Cult suicide

From ArticleWorld


Cult suicide is manifested when some religious groups known as cults order or encourage their members to commit suicide. When this occurs by many or all of the members, the media attention is enormous.

Mass suicides

Perhaps the most sensational mass suicide was that orchestrated by cult leader Jim Jones in 1978 in Jonestown, Guyana. In that year, 914 members of the People’s Temple cult committed what their leader called "an act of revolutionary suicide protesting the conditions of an inhumane world." Of the dead, 274 were children. While the exact circumstances are unknown, it would appear that the victims ingested poison.
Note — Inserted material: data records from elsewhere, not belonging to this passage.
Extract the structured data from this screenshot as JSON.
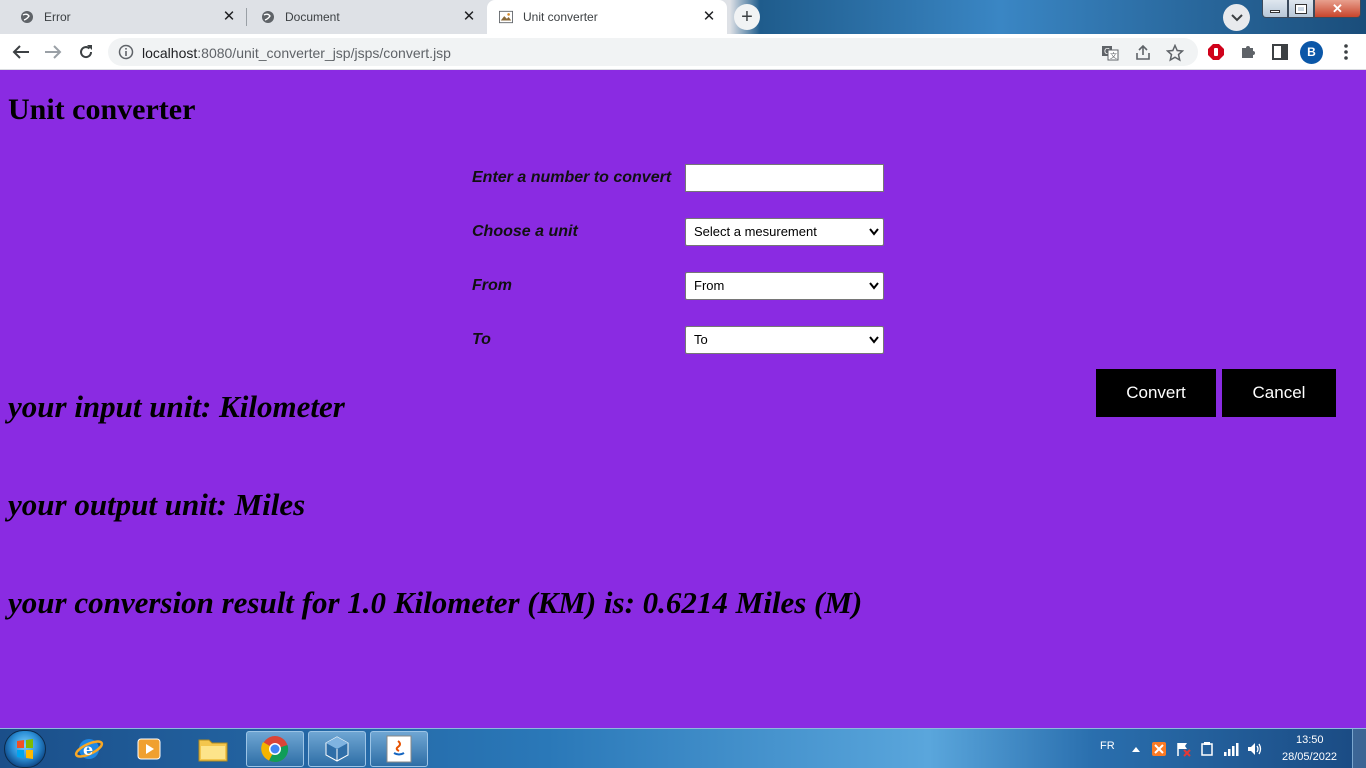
{
  "browser": {
    "tabs": [
      {
        "title": "Error",
        "favicon": "globe-icon"
      },
      {
        "title": "Document",
        "favicon": "globe-icon"
      },
      {
        "title": "Unit converter",
        "favicon": "page-image-icon",
        "active": true
      }
    ],
    "url_host": "localhost",
    "url_rest": ":8080/unit_converter_jsp/jsps/convert.jsp",
    "profile_initial": "B"
  },
  "page": {
    "title": "Unit converter",
    "background_color": "#8a2be2",
    "form": {
      "number_label": "Enter a number to convert",
      "number_value": "",
      "unit_label": "Choose a unit",
      "unit_selected": "Select a mesurement",
      "from_label": "From",
      "from_selected": "From",
      "to_label": "To",
      "to_selected": "To"
    },
    "buttons": {
      "convert": "Convert",
      "cancel": "Cancel"
    },
    "results": {
      "input_unit": "your input unit: Kilometer",
      "output_unit": "your output unit: Miles",
      "conversion": "your conversion result for 1.0 Kilometer (KM) is: 0.6214 Miles (M)"
    }
  },
  "taskbar": {
    "apps": [
      "internet-explorer-icon",
      "media-player-icon",
      "file-explorer-icon",
      "chrome-icon",
      "virtualbox-icon",
      "java-icon"
    ],
    "language": "FR",
    "time": "13:50",
    "date": "28/05/2022"
  }
}
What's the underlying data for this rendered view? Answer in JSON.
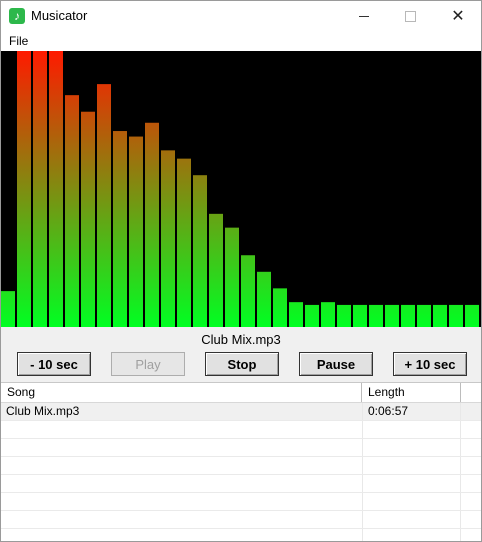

In the year 2000, members of another cult – the Movement for the Restoration of the Ten Commandments of God – committed a probable mass suicide, this time the victims numbered between 780 and 1000. Members of another group - The Order of the Solar Temple – committed a series of mass suicides between 1994 and 1997. They left behind notes explaining that they felt they were moving on to Sirius and could no longer tolerate the hypocrisy of the world. 74 died because of these beliefs.

The appearance of the comet Hale-Bopp caused great excitement when it appeared in 1997. It was perhaps the most widely observed comet of the 20th century and very bright. It was also the reason 39 followers of the Heaven’s Gate cult committed suicide in California. They believed their souls would then go on a journey aboard a spaceship following the Hale-Bopp comet.

Suspected suicides

There have been numerous other cases where cult suicides have been suspected. The Branch Davidians in 1993 may have been involved in suicide and the Creativity Movement (a white supremacist group) believe that suicide is an honorable way to die once a decision has been made that life is no longer worth living. The leader of the group, Ben Klassen, did just that when he took his own life after the death of his wife.

The alleged self immolation of six members of the Falun Gong in Tiannemen Square in 2001 was proof for the Chinese authorities that the group supported mass suicide. Practitioners of the spiritual movement state that the group do not support such practices and the six people were either not members of their movement or they were killed by the government in order to garner support for their suppression of the group. An investigation by the UN Human Rights Commission into the incident supports the latter theory.